Using the iPod Touch to read scientific PDF's

posted Dec 26, 2010, 8:59 PM by Francis Esmonde-White   [ updated Mar 10, 2011, 12:08 PM ]
Karen and I have been using our iPod touch devices for several years. We love them (me perhaps slightly more), and use them for checking email, looking up recipes, looking at maps, and playing music through Pandora while we're at home. They're also pretty resilient, our older one still works properly despite me putting a long crack down the center of the screen while camping in Death Valley last summer.

A few months ago I found a really nice iPod application called Discover. It should also work for the iPhone and iPad. I am using the free version which is ad-supported.

Basically, when you run the app it will connect through any wireless network you have previously set up in the iPod Settings menu. When the app starts up, it creates a server on the iPod which you can upload files to and download files from. It makes a really cool file-transfer devices, but an even cooler scientific PDF reader. At first I was worried that it would be annoying to upload files through my web browser, but you can select many files at once (even whole directories), and they're all uploaded at the same time. The upload speed is also much faster than if it were going through the internet because the transfer happens on your local wireless network. For me it takes less than a minute to transfer 30 papers to the iPod.

Once you have uploaded the papers to the iPod, you browse to the papers from inside the Discover App, and read them by double clicking on the file. The PDF reader uses the same multi-touch as other iPod applications, using pinching to zoom, and pulling to scroll.

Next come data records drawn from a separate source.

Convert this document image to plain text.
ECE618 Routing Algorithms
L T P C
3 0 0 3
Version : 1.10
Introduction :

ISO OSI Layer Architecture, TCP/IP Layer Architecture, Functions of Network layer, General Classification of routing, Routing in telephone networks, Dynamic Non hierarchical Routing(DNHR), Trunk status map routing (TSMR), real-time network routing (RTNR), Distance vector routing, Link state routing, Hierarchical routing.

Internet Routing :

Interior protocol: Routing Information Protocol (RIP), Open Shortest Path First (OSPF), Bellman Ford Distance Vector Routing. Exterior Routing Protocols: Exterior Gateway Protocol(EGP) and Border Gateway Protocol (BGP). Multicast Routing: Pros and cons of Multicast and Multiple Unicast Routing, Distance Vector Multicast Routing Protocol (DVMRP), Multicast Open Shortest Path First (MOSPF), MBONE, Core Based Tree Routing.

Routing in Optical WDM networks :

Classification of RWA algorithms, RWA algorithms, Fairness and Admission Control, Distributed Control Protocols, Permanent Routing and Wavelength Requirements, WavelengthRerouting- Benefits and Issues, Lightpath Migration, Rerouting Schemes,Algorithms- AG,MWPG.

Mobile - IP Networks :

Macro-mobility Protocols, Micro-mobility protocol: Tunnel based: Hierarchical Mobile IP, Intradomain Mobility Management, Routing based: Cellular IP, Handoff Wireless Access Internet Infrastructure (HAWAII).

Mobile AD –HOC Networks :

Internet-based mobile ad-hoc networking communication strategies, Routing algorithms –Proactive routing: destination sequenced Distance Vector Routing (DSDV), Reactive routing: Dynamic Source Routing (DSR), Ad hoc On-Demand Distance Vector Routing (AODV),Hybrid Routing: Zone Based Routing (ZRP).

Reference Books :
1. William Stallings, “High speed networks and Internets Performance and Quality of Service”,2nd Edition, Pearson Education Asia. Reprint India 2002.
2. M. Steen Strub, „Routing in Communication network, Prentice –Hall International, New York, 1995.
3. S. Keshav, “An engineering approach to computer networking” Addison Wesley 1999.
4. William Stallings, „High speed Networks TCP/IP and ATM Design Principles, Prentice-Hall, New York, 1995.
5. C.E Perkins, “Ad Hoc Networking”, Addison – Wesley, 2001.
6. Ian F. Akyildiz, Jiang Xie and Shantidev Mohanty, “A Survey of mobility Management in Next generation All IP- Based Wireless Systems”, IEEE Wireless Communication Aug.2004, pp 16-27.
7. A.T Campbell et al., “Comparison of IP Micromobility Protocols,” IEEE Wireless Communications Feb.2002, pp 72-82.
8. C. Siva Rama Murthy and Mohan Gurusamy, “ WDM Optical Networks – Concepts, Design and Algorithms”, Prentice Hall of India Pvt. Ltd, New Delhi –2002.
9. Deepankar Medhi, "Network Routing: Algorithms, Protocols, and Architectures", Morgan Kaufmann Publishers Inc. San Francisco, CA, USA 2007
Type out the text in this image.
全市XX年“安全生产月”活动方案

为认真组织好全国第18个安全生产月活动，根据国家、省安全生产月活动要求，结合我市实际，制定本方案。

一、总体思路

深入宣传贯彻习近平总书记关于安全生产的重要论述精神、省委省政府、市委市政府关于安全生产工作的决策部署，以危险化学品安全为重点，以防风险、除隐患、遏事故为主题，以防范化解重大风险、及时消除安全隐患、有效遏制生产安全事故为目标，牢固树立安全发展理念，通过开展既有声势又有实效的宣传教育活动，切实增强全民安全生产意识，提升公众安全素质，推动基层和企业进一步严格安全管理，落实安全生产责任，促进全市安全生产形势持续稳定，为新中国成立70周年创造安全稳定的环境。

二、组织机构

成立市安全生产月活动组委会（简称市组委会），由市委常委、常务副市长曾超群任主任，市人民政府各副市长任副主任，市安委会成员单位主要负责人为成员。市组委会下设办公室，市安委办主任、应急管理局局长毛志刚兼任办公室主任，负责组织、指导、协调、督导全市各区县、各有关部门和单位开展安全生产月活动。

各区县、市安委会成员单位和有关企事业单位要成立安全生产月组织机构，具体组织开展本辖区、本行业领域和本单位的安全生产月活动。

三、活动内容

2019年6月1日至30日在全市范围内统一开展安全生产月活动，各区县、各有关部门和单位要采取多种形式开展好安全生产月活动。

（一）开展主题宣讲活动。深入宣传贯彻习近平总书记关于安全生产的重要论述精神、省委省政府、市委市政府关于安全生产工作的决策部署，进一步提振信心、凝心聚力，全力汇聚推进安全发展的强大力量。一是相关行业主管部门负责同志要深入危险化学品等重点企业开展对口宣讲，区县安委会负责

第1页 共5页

Because the screen is a full color display with a fast refresh rate, it is like looking through a small window onto a printed journal page. However, because of the zoom feature, it is actually more convenient for looking at color figures than reading a PDF on a computer screen. I think that the iPod is better for color figures than the Kindle, though there are relatively few journal articles with color figures. It also handles the transition between individual pages really well, since it simply concatenates the beginning of each new page to the end of each old page, so there is no big whitespace gap between pages. It also automatically rotates the screen to switch between landscape and portrait view mode (this benefit is actually a big disadvantage when I browse things while lying in bed, because it forces me to hold the iPod at uncomfortable and odd angles). Finally, if you double-tap on a column of text, the screen automatically zooms into that column to effectively use the small screen.

Some final notes: the shiny touch-screen on the iPod is ALWAYS smudged with fingerprints, whereas the Kindle screen is always clean (albeit dust). The iPod screen makes my eyes hurt in the dark, and after a long day of staring at computer monitors, while the Kindle is always the same brightness as the surrounding environment, and much less tiring on my eyes (but also requires a reading-light since there is no backlight).